Big deal we thought. And then, we turned left onto a tree-lined, stony, greasy, damp and dubious trail. The sort of thing you can bomb in the dry, but treat with the sort of respect normally reserved for dozy-looking farm dogs in the damp.
Except that 650b+ gradually made it very clear that it didn’t really give a stuff about dogs, or slime, or leaf mulch or slippery rocks. Mostly it just gripped with the result that what started as a sort of tentative potter ended as with a ski-jump style blur of acceleration.
Without The Drag
Gosh we thought, all this stuff about increased footprint, softer rubber compounds on the sides and Alpkit’s hypnotherapy session – just joking – really does work. Seriously though, it gave an odd sensation of giving far more grip than we were expecting, a little like using sticky rubber, but without the added drag.
And the next few days just reinforced those first impressions. We messed about with tyre pressures to up the grip further and found we could go surprisingly low. We played with the bar-height. And we spent some time just looking down at the fatness of the front wheel. But mostly we just rode it and enjoyed it.
Here’s the odd thing. Although it was very easy to switch to 650b+, switching back to a ‘normal’ 2.3″ front tyre was surprisingly difficult. Suddenly it felt like we had half the grip and even a 2.5 Minion DHF – generally reckoned to be a pretty fat slice of rubber – looked comparatively spindly and less, well, rolly, if that’s a word.
Initial Verdict
The idea of the Transmitter is that it’s a bike you could ride at a trail centre, but equally well take out on big mountain days in the wilds and we reckon, particularly with those fat 650b+ tyres at both ends, it would really deliver in both scenarios.

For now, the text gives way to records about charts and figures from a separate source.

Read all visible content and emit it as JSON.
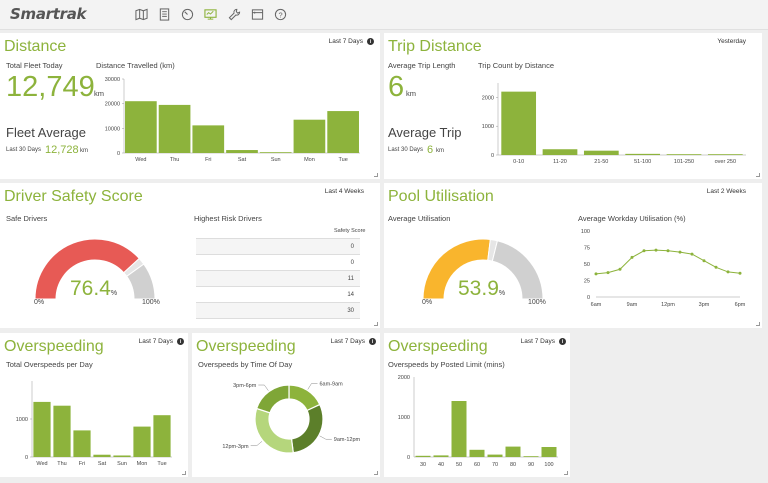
{
  "app": {
    "logo": "Smartrak",
    "accent": "#8db33c",
    "nav_icons": [
      "map-icon",
      "document-icon",
      "gauge-icon",
      "monitor-icon",
      "wrench-icon",
      "calendar-icon",
      "help-icon"
    ]
  },
  "distance": {
    "title": "Distance",
    "period": "Last 7 Days",
    "fleet_today_label": "Total Fleet Today",
    "fleet_today_value": "12,749",
    "fleet_today_unit": "km",
    "fleet_avg_label": "Fleet Average",
    "last30_label": "Last 30 Days",
    "last30_value": "12,728",
    "last30_unit": "km",
    "chart_title": "Distance Travelled (km)"
  },
  "trip": {
    "title": "Trip Distance",
    "period": "Yesterday",
    "avg_len_label": "Average Trip Length",
    "avg_len_value": "6",
    "avg_len_unit": "km",
    "avg_trip_label": "Average Trip",
    "last30_label": "Last 30 Days",
    "last30_value": "6",
    "last30_unit": "km",
    "chart_title": "Trip Count by Distance"
  },
  "safety": {
    "title": "Driver Safety Score",
    "period": "Last 4 Weeks",
    "safe_label": "Safe Drivers",
    "gauge_value": "76.4",
    "gauge_unit": "%",
    "gauge_min": "0%",
    "gauge_max": "100%",
    "gauge_fraction": 0.764,
    "risk_label": "Highest Risk Drivers",
    "risk_col": "Safety Score",
    "risk_rows": [
      "0",
      "0",
      "11",
      "14",
      "30"
    ]
  },
  "pool": {
    "title": "Pool Utilisation",
    "period": "Last 2 Weeks",
    "avg_label": "Average Utilisation",
    "gauge_value": "53.9",
    "gauge_unit": "%",
    "gauge_min": "0%",
    "gauge_max": "100%",
    "gauge_fraction": 0.539,
    "chart_title": "Average Workday Utilisation (%)"
  },
  "over1": {
    "title": "Overspeeding",
    "period": "Last 7 Days",
    "chart_title": "Total Overspeeds per Day"
  },
  "over2": {
    "title": "Overspeeding",
    "period": "Last 7 Days",
    "chart_title": "Overspeeds by Time Of Day"
  },
  "over3": {
    "title": "Overspeeding",
    "period": "Last 7 Days",
    "chart_title": "Overspeeds by Posted Limit (mins)"
  },
  "chart_data": [
    {
      "id": "distance",
      "type": "bar",
      "categories": [
        "Wed",
        "Thu",
        "Fri",
        "Sat",
        "Sun",
        "Mon",
        "Tue"
      ],
      "values": [
        21000,
        19500,
        11200,
        1200,
        300,
        13500,
        17000
      ],
      "yticks": [
        "30000",
        "20000",
        "10000",
        "0"
      ],
      "ylim": [
        0,
        30000
      ],
      "title": "Distance Travelled (km)"
    },
    {
      "id": "trip",
      "type": "bar",
      "categories": [
        "0-10",
        "11-20",
        "21-50",
        "51-100",
        "101-250",
        "over 250"
      ],
      "values": [
        2200,
        200,
        150,
        40,
        5,
        0
      ],
      "yticks": [
        "2000",
        "1000",
        "0"
      ],
      "ylim": [
        0,
        2500
      ],
      "title": "Trip Count by Distance"
    },
    {
      "id": "pool",
      "type": "line",
      "x": [
        "6am",
        "7am",
        "8am",
        "9am",
        "10am",
        "11am",
        "12pm",
        "1pm",
        "2pm",
        "3pm",
        "4pm",
        "5pm",
        "6pm"
      ],
      "values": [
        35,
        37,
        42,
        60,
        70,
        71,
        70,
        68,
        65,
        55,
        45,
        38,
        36
      ],
      "xticks": [
        "6am",
        "9am",
        "12pm",
        "3pm",
        "6pm"
      ],
      "yticks": [
        "100",
        "75",
        "50",
        "25",
        "0"
      ],
      "ylim": [
        0,
        100
      ],
      "title": "Average Workday Utilisation (%)"
    },
    {
      "id": "over1",
      "type": "bar",
      "categories": [
        "Wed",
        "Thu",
        "Fri",
        "Sat",
        "Sun",
        "Mon",
        "Tue"
      ],
      "values": [
        1450,
        1350,
        700,
        60,
        40,
        800,
        1100
      ],
      "yticks": [
        "1000",
        "0"
      ],
      "ylim": [
        0,
        2000
      ],
      "title": "Total Overspeeds per Day"
    },
    {
      "id": "over2",
      "type": "pie",
      "categories": [
        "6am-9am",
        "9am-12pm",
        "12pm-3pm",
        "3pm-6pm"
      ],
      "values": [
        18,
        30,
        32,
        20
      ],
      "title": "Overspeeds by Time Of Day"
    },
    {
      "id": "over3",
      "type": "bar",
      "categories": [
        "30",
        "40",
        "50",
        "60",
        "70",
        "80",
        "90",
        "100"
      ],
      "bars": [
        30,
        40,
        50,
        60,
        70,
        80,
        90,
        100
      ],
      "values": [
        30,
        40,
        1400,
        180,
        60,
        260,
        10,
        250
      ],
      "xticks": [
        "30",
        "40",
        "50",
        "60",
        "70",
        "80",
        "90",
        "100"
      ],
      "yticks": [
        "2000",
        "1000",
        "0"
      ],
      "ylim": [
        0,
        2000
      ],
      "title": "Overspeeds by Posted Limit (mins)"
    }
  ]
}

Don’t be put off by Alpkit’s lack of bike-building background, this thing has proper new school heritage and the looks and build are as good or better than anything we’ve seen from mainstream bike brands. Does that leaf-thin top tube work? Honestly, with a 2.4″ tyre out back, we find it hard to say, but what we can tell you is that it certainly doesn’t feel harsh according to our finely calibrated bum-o-meter…

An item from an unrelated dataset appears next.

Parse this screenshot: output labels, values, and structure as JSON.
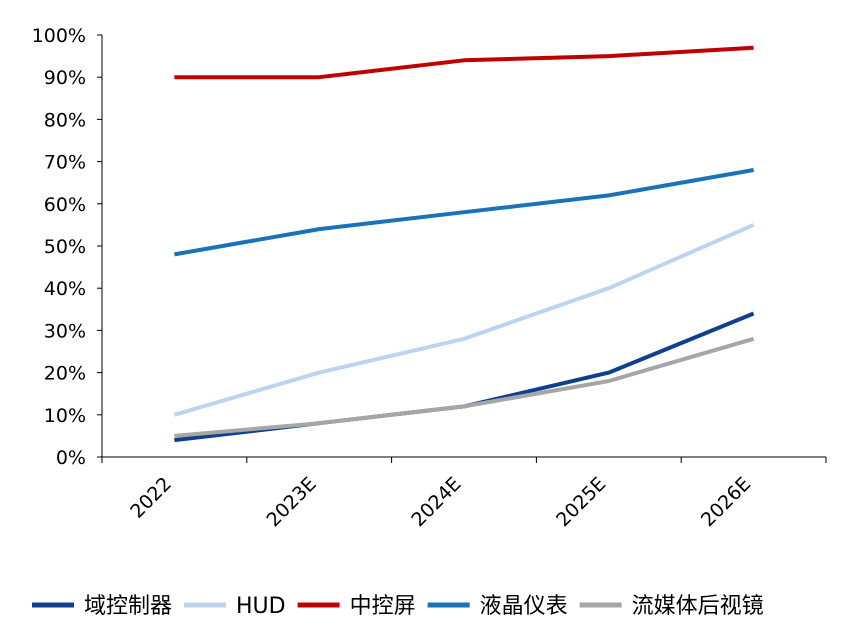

At £300 it looks like a bit of a bargain in frame-only mode, though it’s hard to comment on the full bike specs without seeing them.
Also In The Pipeline
And if you want something a little more different from Alpkit, don’t fret. The initial collection should also include the rigid titanium, Broken Road ‘bike-packing’ rig complete with a ti fork and an in vogue, drop-barred, titanium Camino gravel bike, both at around £1,000 for the frames and £2,000 for the complete bike. Oh and a tandem called the Duo, maybe. More in the links below.
And finally, and more generally, what about 650b+? Well, based on our front-end experience, we’re impressed. It has some of a fat-bike’s implacable rolling conviction, but without feeling outlandish or requiring any adjustment for a normal rider. And while the bike industry seems to be reinventing the wheel with confetti-like abandon at every opportunity, the b+ does genuinely seem to be just different enough to be genuinely worthwhile and should fit into most 29ers quite happily.
Apologies to anyone bamboozled by the bike tech. If you’re looking at buying a Transmitter as a first mountain bike late this year, our simple advice is: just do it. Great bike that’ll look after you wherever you take it.
More Information
The frames are set to launch around October/November 2015 and will be branded ‘Sonder’, with that being a sub-brand of Alpkit and join the guys’ selection of bikepacking luggage and outdoor kit. A little bird tells us that an expanded clothing range is also in the offing. More at www.alpkit.com.
Afterthought
We really did buy a 650b+ front wheel and put it in a rigid ti singlespeed. Genuinely.